WASHINGTON - Employers in the U.S. boosted payrolls more than forecast in February, capping the best six-month streak of job growth since 2006 and sending stocks higher.
The 227,000 increase followed a revised 284,000 gain in January that was bigger than first estimated, Labor Department figures showed Friday. The median projection of economists in a Bloomberg News survey called for a 210,000 rise. The jobless rate held at 8.3 percent, as 476,000 more workers sought employment.
More jobs are helping fuel the wage gains that drive consumer spending, which accounts for about 70 percent of the economy. The latest pickup in employment bolsters President Barack Obama’s bid for re-election, while it may not be enough to satisfy Federal Reserve Chairman Ben S. Bernanke, who last week said the job market remains “far from normal” and repeated that borrowing costs will probably remain low through late 2014.
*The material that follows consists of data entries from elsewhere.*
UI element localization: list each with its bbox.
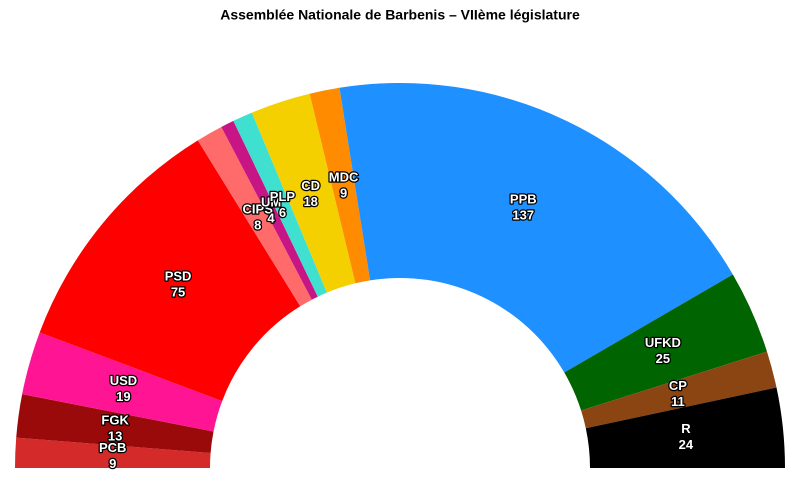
seat-segment xyxy=(233,112,327,297)
party-label: PPB xyxy=(510,192,537,207)
party-label: CP xyxy=(669,378,687,393)
seat-count: 6 xyxy=(279,205,286,220)
seat-count: 11 xyxy=(671,394,685,409)
party-label: CIPS xyxy=(243,202,274,217)
seat-segment xyxy=(221,120,318,300)
seat-segment xyxy=(15,437,211,468)
seat-segment xyxy=(339,83,733,373)
seat-segment xyxy=(251,93,356,293)
seat-count: 8 xyxy=(254,218,261,233)
party-label: R xyxy=(681,421,691,436)
seat-count: 18 xyxy=(303,194,317,209)
party-label: PSD xyxy=(165,269,192,284)
seat-segment xyxy=(16,394,214,454)
party-label: CD xyxy=(301,178,320,193)
seat-segment xyxy=(197,126,312,307)
seat-count: 4 xyxy=(267,210,275,225)
seat-segment xyxy=(564,274,767,411)
seat-count: 19 xyxy=(116,389,130,404)
seat-count: 137 xyxy=(512,208,534,223)
seat-count: 9 xyxy=(340,186,347,201)
party-label: USD xyxy=(110,373,137,388)
seat-count: 13 xyxy=(108,428,122,443)
seat-segment xyxy=(585,387,785,468)
party-label: UM xyxy=(261,194,281,209)
seat-segment xyxy=(581,351,777,429)
seat-segment xyxy=(309,87,371,284)
seat-count: 24 xyxy=(679,437,694,452)
party-label: PCB xyxy=(99,440,126,455)
party-label: MDC xyxy=(329,170,359,185)
seat-count: 25 xyxy=(656,351,670,366)
seat-count: 75 xyxy=(171,285,185,300)
party-label: UFKD xyxy=(645,335,681,350)
chart-title: Assemblée Nationale de Barbenis – VIIème… xyxy=(220,7,580,23)
party-label: FGK xyxy=(101,412,129,427)
seat-count: 9 xyxy=(109,456,116,471)
seat-segment xyxy=(22,332,223,432)
party-label: PLP xyxy=(270,189,296,204)
seat-segment xyxy=(39,140,301,402)
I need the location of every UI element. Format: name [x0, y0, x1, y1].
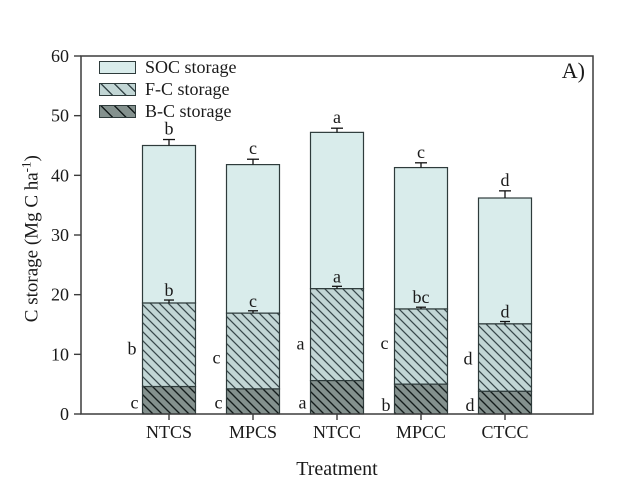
bar-segment-fc-NTCC: [309, 288, 365, 382]
bar-segment-fc-NTCS: [141, 302, 197, 388]
sig-letter-fc-NTCC: a: [333, 266, 341, 286]
sig-letter-fc-MPCS: c: [249, 291, 257, 311]
x-axis-title: Treatment: [296, 458, 378, 480]
y-axis-title-close: ): [21, 155, 43, 162]
panel-letter: A): [561, 58, 585, 83]
y-axis-title: C storage (Mg C ha-1): [18, 119, 43, 359]
sig-letter-left-NTCS: b: [128, 338, 137, 358]
sig-letter-left-MPCC: c: [381, 333, 389, 353]
plot-frame: [80, 55, 594, 415]
sig-letter-fc-CTCC: d: [501, 302, 510, 322]
error-bar-total-NTCS: [163, 138, 175, 146]
legend-swatch-bc-hatch-icon: [99, 105, 136, 118]
bar-segment-soc-CTCC: [477, 197, 533, 325]
error-bar-fc-NTCS: [164, 299, 174, 304]
bar-segment-bc-MPCS: [225, 388, 281, 415]
y-axis-title-text: C storage (Mg C ha: [21, 172, 43, 323]
error-bar-fc-NTCC: [332, 285, 342, 289]
sig-letter-total-MPCC: c: [417, 142, 425, 162]
legend-label-bc: B-C storage: [145, 101, 232, 121]
bar-segment-fc-MPCC: [393, 308, 449, 385]
bar-segment-bc-NTCS: [141, 385, 197, 415]
y-tick-label-40: 40: [51, 165, 69, 185]
x-tick-label-CTCC: CTCC: [481, 422, 528, 442]
sig-letter-total-NTCS: b: [165, 119, 174, 139]
legend-item-soc: SOC storage: [99, 57, 237, 77]
sig-letter-left-NTCC: a: [297, 334, 305, 354]
y-tick-label-0: 0: [60, 404, 69, 424]
sig-letter-left-CTCC: d: [464, 349, 473, 369]
sig-letter-bottom-CTCC: d: [466, 395, 475, 415]
legend-swatch-soc-icon: [99, 61, 136, 74]
error-bar-total-MPCC: [415, 162, 427, 168]
error-bar-fc-MPCS: [248, 310, 258, 314]
y-tick-label-60: 60: [51, 46, 69, 66]
sig-letter-bottom-MPCC: b: [382, 395, 391, 415]
sig-letter-fc-MPCC: bc: [413, 287, 430, 307]
x-tick-label-MPCS: MPCS: [229, 422, 277, 442]
sig-letter-left-MPCS: c: [213, 347, 221, 367]
legend-swatch-fc-hatch-icon: [99, 83, 136, 96]
sig-letter-bottom-MPCS: c: [215, 393, 223, 413]
y-tick-label-30: 30: [51, 225, 69, 245]
sig-letter-total-MPCS: c: [249, 138, 257, 158]
bar-segment-fc-MPCS: [225, 312, 281, 390]
y-axis-title-superscript: -1: [18, 161, 34, 173]
x-tick-label-NTCS: NTCS: [146, 422, 192, 442]
bar-segment-soc-NTCS: [141, 144, 197, 304]
sig-letter-fc-NTCS: b: [165, 280, 174, 300]
sig-letter-bottom-NTCC: a: [299, 393, 307, 413]
sig-letter-bottom-NTCS: c: [131, 393, 139, 413]
legend-label-soc: SOC storage: [145, 57, 237, 77]
error-bar-fc-MPCC: [416, 306, 426, 309]
x-tick-label-NTCC: NTCC: [313, 422, 361, 442]
bar-segment-soc-MPCC: [393, 166, 449, 310]
error-bar-total-NTCC: [331, 127, 343, 133]
y-tick-label-20: 20: [51, 285, 69, 305]
y-tick-label-10: 10: [51, 344, 69, 364]
legend-item-bc: B-C storage: [99, 101, 237, 121]
legend-label-fc: F-C storage: [145, 79, 230, 99]
x-tick-label-MPCC: MPCC: [396, 422, 446, 442]
legend-item-fc: F-C storage: [99, 79, 237, 99]
error-bar-total-MPCS: [247, 158, 259, 165]
bar-segment-fc-CTCC: [477, 323, 533, 392]
sig-letter-total-CTCC: d: [501, 170, 510, 190]
bar-segment-bc-NTCC: [309, 379, 365, 415]
sig-letter-total-NTCC: a: [333, 107, 341, 127]
bar-segment-soc-NTCC: [309, 131, 365, 290]
legend: SOC storage F-C storage B-C storage: [99, 57, 237, 121]
bar-segment-bc-MPCC: [393, 383, 449, 415]
y-tick-label-50: 50: [51, 106, 69, 126]
error-bar-fc-CTCC: [500, 320, 510, 324]
error-bar-total-CTCC: [499, 190, 511, 199]
bar-segment-bc-CTCC: [477, 390, 533, 415]
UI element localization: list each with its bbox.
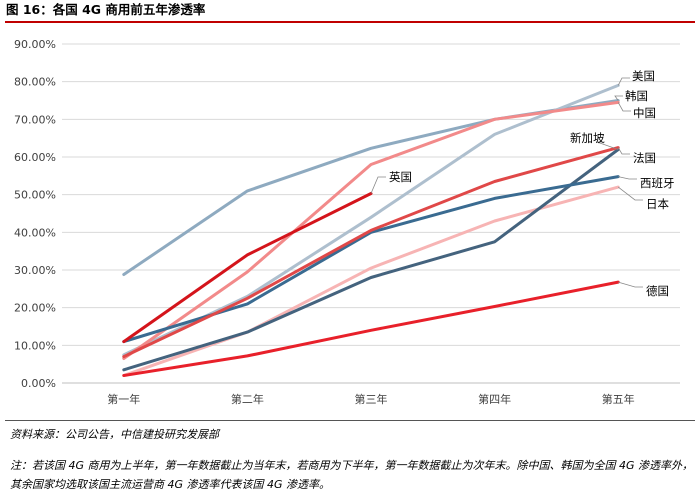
source-text: 资料来源：公司公告，中信建投研究发展部 (10, 428, 219, 441)
series-line (122, 280, 620, 377)
series-line (122, 175, 620, 344)
y-tick-label: 70.00% (14, 113, 56, 126)
series-line (122, 100, 620, 360)
series-line (122, 99, 620, 276)
series-lines (122, 83, 620, 377)
footnote-text: 注：若该国 4G 商用为上半年，第一年数据截止为当年末，若商用为下半年，第一年数… (10, 459, 694, 491)
series-label: 日本 (646, 197, 669, 211)
label-leader-line (617, 102, 631, 112)
x-tick-label: 第一年 (107, 392, 140, 406)
series-line (122, 83, 620, 357)
y-tick-label: 10.00% (14, 339, 56, 352)
series-label: 法国 (633, 151, 656, 165)
y-tick-label: 40.00% (14, 226, 56, 239)
series-label: 美国 (632, 69, 655, 83)
chart-title: 图 16：各国 4G 商用前五年渗透率 (6, 2, 206, 17)
y-tick-label: 20.00% (14, 302, 56, 315)
y-tick-label: 30.00% (14, 264, 56, 277)
y-tick-label: 90.00% (14, 38, 56, 51)
series-label: 英国 (389, 170, 412, 184)
x-axis: 第一年 第二年 第三年 第四年 第五年 (107, 392, 634, 406)
label-leader-line (370, 176, 386, 194)
x-tick-label: 第五年 (602, 392, 635, 406)
series-line (122, 192, 373, 344)
series-label: 西班牙 (640, 176, 675, 190)
series-line (122, 146, 620, 359)
y-tick-label: 80.00% (14, 76, 56, 89)
label-leader-line (618, 281, 643, 288)
title-divider (5, 21, 695, 23)
label-leader-line (614, 95, 623, 101)
y-tick-label: 50.00% (14, 189, 56, 202)
footer-divider (5, 420, 695, 421)
label-leader-line (617, 77, 630, 86)
y-tick-label: 60.00% (14, 151, 56, 164)
label-leader-line (617, 147, 630, 155)
x-tick-label: 第四年 (478, 392, 511, 406)
label-leader-line (596, 141, 619, 150)
series-label: 德国 (646, 284, 669, 298)
x-tick-label: 第三年 (355, 392, 388, 406)
series-label: 韩国 (625, 89, 648, 103)
label-leader-line (617, 186, 643, 201)
label-leader-line (618, 176, 637, 180)
y-axis: 0.00% 10.00% 20.00% 30.00% 40.00% 50.00% 60.00… (14, 38, 56, 390)
x-tick-label: 第二年 (231, 392, 264, 406)
series-line (122, 148, 620, 372)
y-tick-label: 0.00% (21, 377, 56, 390)
series-label: 中国 (633, 106, 656, 120)
line-chart: 0.00% 10.00% 20.00% 30.00% 40.00% 50.00% 60.00… (14, 38, 680, 406)
series-label: 新加坡 (570, 131, 605, 145)
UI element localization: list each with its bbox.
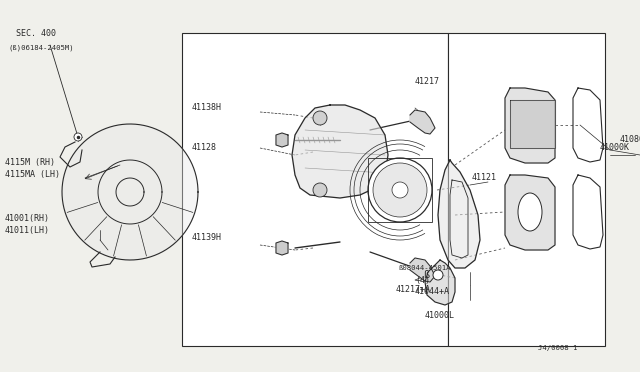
Polygon shape <box>276 241 288 255</box>
Text: SEC. 400: SEC. 400 <box>16 29 56 38</box>
Polygon shape <box>505 175 555 250</box>
Polygon shape <box>438 160 480 268</box>
Text: 41139H: 41139H <box>192 234 222 243</box>
Text: 41044+A: 41044+A <box>415 288 450 296</box>
Bar <box>448 33 605 346</box>
Circle shape <box>392 182 408 198</box>
Text: 41080K: 41080K <box>620 135 640 144</box>
Polygon shape <box>410 258 435 282</box>
Text: ß08044-4501A: ß08044-4501A <box>398 265 451 271</box>
Text: 4115M (RH): 4115M (RH) <box>5 158 55 167</box>
Circle shape <box>313 111 327 125</box>
Polygon shape <box>410 110 435 134</box>
Circle shape <box>373 163 427 217</box>
Text: 41000K: 41000K <box>600 144 630 153</box>
Text: 41121: 41121 <box>472 173 497 183</box>
Text: ß: ß <box>423 270 429 280</box>
Text: J4/0008 1: J4/0008 1 <box>538 345 577 351</box>
Ellipse shape <box>518 193 542 231</box>
Polygon shape <box>505 88 555 163</box>
Text: 41217+A: 41217+A <box>396 285 431 295</box>
Circle shape <box>74 133 82 141</box>
Text: (4): (4) <box>415 276 430 285</box>
Polygon shape <box>425 260 455 305</box>
Text: 41011(LH): 41011(LH) <box>5 225 50 234</box>
Text: 41217: 41217 <box>415 77 440 87</box>
Text: (ß)06184-2405M): (ß)06184-2405M) <box>8 45 74 51</box>
Circle shape <box>433 270 443 280</box>
Text: 4115MA (LH): 4115MA (LH) <box>5 170 60 180</box>
Bar <box>182 33 448 346</box>
Polygon shape <box>62 124 198 260</box>
Circle shape <box>313 183 327 197</box>
Polygon shape <box>292 105 388 198</box>
Circle shape <box>368 158 432 222</box>
Text: 41128: 41128 <box>192 144 217 153</box>
Text: 41138H: 41138H <box>192 103 222 112</box>
Text: 41001(RH): 41001(RH) <box>5 214 50 222</box>
Polygon shape <box>510 100 555 148</box>
Text: 41000L: 41000L <box>425 311 455 320</box>
Bar <box>368 158 432 222</box>
Polygon shape <box>276 133 288 147</box>
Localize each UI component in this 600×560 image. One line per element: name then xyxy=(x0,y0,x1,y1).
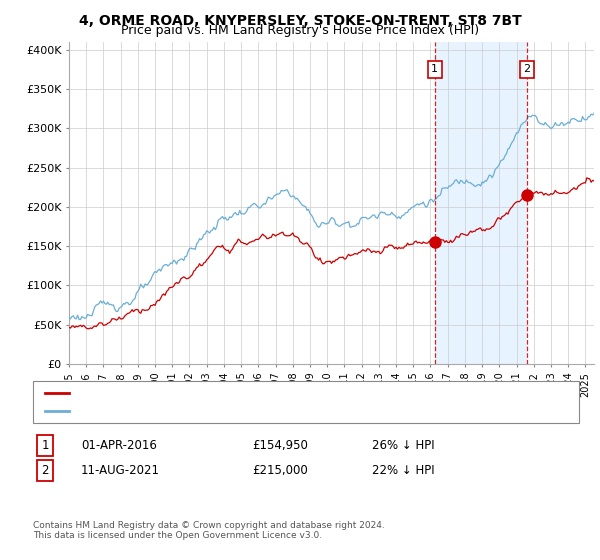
Text: 22% ↓ HPI: 22% ↓ HPI xyxy=(372,464,434,477)
Text: Price paid vs. HM Land Registry's House Price Index (HPI): Price paid vs. HM Land Registry's House … xyxy=(121,24,479,37)
Text: 4, ORME ROAD, KNYPERSLEY, STOKE-ON-TRENT, ST8 7BT (detached house): 4, ORME ROAD, KNYPERSLEY, STOKE-ON-TRENT… xyxy=(72,388,464,398)
Text: 11-AUG-2021: 11-AUG-2021 xyxy=(81,464,160,477)
Text: HPI: Average price, detached house, Staffordshire Moorlands: HPI: Average price, detached house, Staf… xyxy=(72,406,390,416)
Text: £215,000: £215,000 xyxy=(252,464,308,477)
Text: 2: 2 xyxy=(41,464,49,477)
Text: 01-APR-2016: 01-APR-2016 xyxy=(81,438,157,452)
Text: 2: 2 xyxy=(523,64,530,74)
Text: 26% ↓ HPI: 26% ↓ HPI xyxy=(372,438,434,452)
Text: Contains HM Land Registry data © Crown copyright and database right 2024.
This d: Contains HM Land Registry data © Crown c… xyxy=(33,521,385,540)
Text: £154,950: £154,950 xyxy=(252,438,308,452)
Text: 1: 1 xyxy=(41,438,49,452)
Bar xyxy=(435,42,527,364)
Text: 1: 1 xyxy=(431,64,438,74)
Text: 4, ORME ROAD, KNYPERSLEY, STOKE-ON-TRENT, ST8 7BT: 4, ORME ROAD, KNYPERSLEY, STOKE-ON-TRENT… xyxy=(79,14,521,28)
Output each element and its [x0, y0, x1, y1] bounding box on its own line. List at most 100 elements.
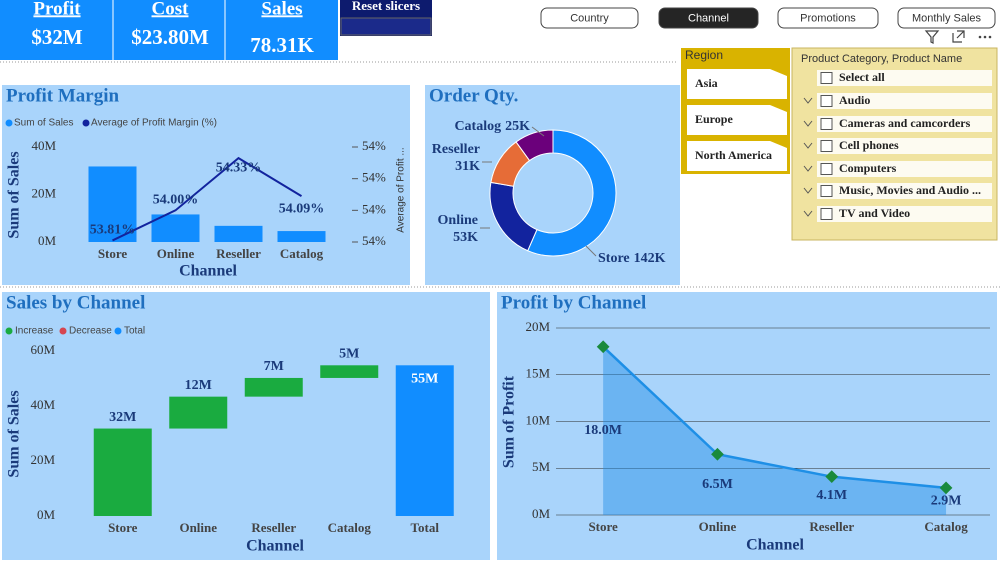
kpi-title: Cost — [152, 0, 190, 19]
data-label: 6.5M — [702, 477, 733, 492]
y2-axis-title: Average of Profit ... — [396, 147, 407, 232]
chart-title: Profit Margin — [6, 85, 120, 106]
bar — [277, 231, 326, 242]
slicer-item[interactable]: Cameras and camcorders — [803, 116, 992, 132]
item-label: Asia — [695, 76, 718, 90]
waterfall-bar — [169, 396, 228, 429]
legend-label: Increase — [15, 326, 54, 337]
x-axis-title: Channel — [179, 263, 237, 280]
waterfall-bar — [320, 365, 379, 378]
tab-label: Promotions — [800, 12, 856, 24]
data-label: 2.9M — [931, 494, 962, 509]
data-label: 54.00% — [153, 193, 199, 208]
expand-chevron — [803, 120, 813, 127]
data-label: 32M — [109, 410, 136, 425]
checkbox — [820, 95, 833, 107]
y2-tick-label: 54% — [362, 138, 386, 153]
item-bg — [687, 105, 787, 135]
tab-label: Country — [570, 12, 609, 24]
reset-button[interactable]: Reset slicers — [340, 0, 432, 36]
chart-panel — [497, 292, 997, 560]
donut-slice — [527, 129, 617, 257]
bar — [88, 166, 137, 242]
legend-label: Average of Profit Margin (%) — [91, 118, 217, 129]
visual-toolbar — [924, 30, 965, 44]
y-tick-label: 40M — [31, 138, 56, 153]
x-tick-label: Reseller — [251, 520, 296, 535]
checkbox — [820, 118, 833, 130]
data-label: 142K — [634, 251, 666, 266]
kpi-title: Profit — [33, 0, 81, 19]
line — [602, 345, 947, 490]
data-label: 53K — [453, 230, 478, 245]
tab-button[interactable]: Monthly Sales — [897, 7, 996, 29]
y-axis-title: Sum of Sales — [6, 151, 23, 238]
x-tick-label: Store — [588, 519, 618, 534]
slicer-item[interactable]: Asia — [687, 69, 787, 99]
legend-marker — [5, 327, 13, 335]
x-tick-label: Catalog — [328, 520, 372, 535]
slicer-item[interactable]: Music, Movies and Audio ... — [803, 183, 992, 199]
item-label: Music, Movies and Audio ... — [839, 183, 981, 197]
slicer-item[interactable]: Select all — [817, 70, 992, 86]
tab-button[interactable]: Promotions — [777, 7, 879, 29]
bar — [214, 225, 263, 242]
dot — [978, 35, 982, 39]
legend-marker — [114, 327, 122, 335]
expand-icon[interactable] — [952, 30, 965, 43]
y-tick-label: 0M — [532, 506, 551, 521]
area — [603, 346, 947, 515]
checkbox — [820, 140, 833, 152]
item-label: Select all — [839, 70, 885, 84]
slicer-item[interactable]: Computers — [803, 161, 992, 177]
chart-title: Sales by Channel — [6, 292, 145, 313]
checkbox — [820, 185, 833, 197]
x-tick-label: Online — [699, 519, 737, 534]
x-tick-label: Reseller — [809, 519, 854, 534]
item-label: Europe — [695, 112, 733, 126]
tab-button[interactable]: Channel — [658, 7, 759, 29]
chart-title: Profit by Channel — [501, 292, 646, 313]
y-tick-label: 0M — [38, 233, 57, 248]
data-label: 18.0M — [584, 423, 622, 438]
waterfall-bar — [93, 428, 152, 516]
slicer-item[interactable]: Audio — [803, 93, 992, 109]
slicer-item[interactable]: Europe — [687, 105, 787, 135]
donut-label: Catalog 25K — [454, 119, 530, 134]
kpi-value: 78.31K — [250, 33, 314, 57]
data-label: 4.1M — [816, 488, 847, 503]
data-label: 55M — [411, 372, 438, 387]
data-label: 31K — [455, 159, 480, 174]
y-tick-label: 20M — [30, 452, 55, 467]
y-tick-label: 10M — [525, 412, 550, 427]
expand-chevron — [803, 97, 813, 104]
y2-tick-label: 54% — [362, 201, 386, 216]
more-icon[interactable] — [978, 35, 992, 39]
slicer-item[interactable]: Cell phones — [803, 138, 992, 154]
item-bg — [687, 141, 787, 171]
data-label: 25K — [505, 119, 530, 134]
expand-chevron — [803, 187, 813, 194]
slicer-item[interactable]: North America — [687, 141, 787, 171]
dot — [983, 35, 987, 39]
legend-label: Total — [124, 326, 145, 337]
item-label: Cameras and camcorders — [839, 116, 971, 130]
tab-label: Monthly Sales — [912, 12, 982, 24]
data-label: 7M — [264, 359, 284, 374]
waterfall-bar — [244, 377, 303, 397]
checkbox — [820, 72, 833, 84]
item-bg — [817, 70, 992, 86]
item-bg — [817, 93, 992, 109]
checkbox — [820, 208, 833, 220]
x-tick-label: Total — [411, 520, 440, 535]
button-label: Reset slicers — [352, 0, 420, 13]
slicer-item[interactable]: TV and Video — [803, 206, 992, 222]
data-label: 54.33% — [216, 160, 262, 175]
tab-button[interactable]: Country — [540, 7, 639, 29]
expand-chevron — [803, 210, 813, 217]
filter-icon[interactable] — [924, 30, 940, 44]
chart-title: Order Qty. — [429, 85, 518, 106]
tab-bg — [777, 7, 879, 29]
item-bg — [817, 138, 992, 154]
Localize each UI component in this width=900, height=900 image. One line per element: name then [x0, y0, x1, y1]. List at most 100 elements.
“The labor market has found its legs in the last few months, and it looks like there’s enough of a broad base that the momentum can be sustained,” said Julia Coronado, chief economist for North America at BNP Paribas in New York, who projected a 225,000 gain in payrolls. “This leaves the Fed in a bit of limbo, as it’s not strong enough to convince them that we’re about to accelerate to much stronger rates of economic growth.”
The Standard & Poor’s 500 Index rose 0.6 percent to 1,373.97 at 11:18 a.m. in New York. The yield on the benchmark 10-year Treasury note climbed to 2.04 percent from 2.01 percent late yesterday.
Trade deficit widens
A separate report today from the Commerce Department showed the trade deficit widened in January to the largest since October 2008 as imports rose to a record.
The gap increased 4.3 percent to $52.6 billion from a revised $50.4 billion in December. The median estimate of economists surveyed by Bloomberg News called for a deficit of $49 billion in January. Exports of capital goods, as well as cars and automobile parts, climbed to a record.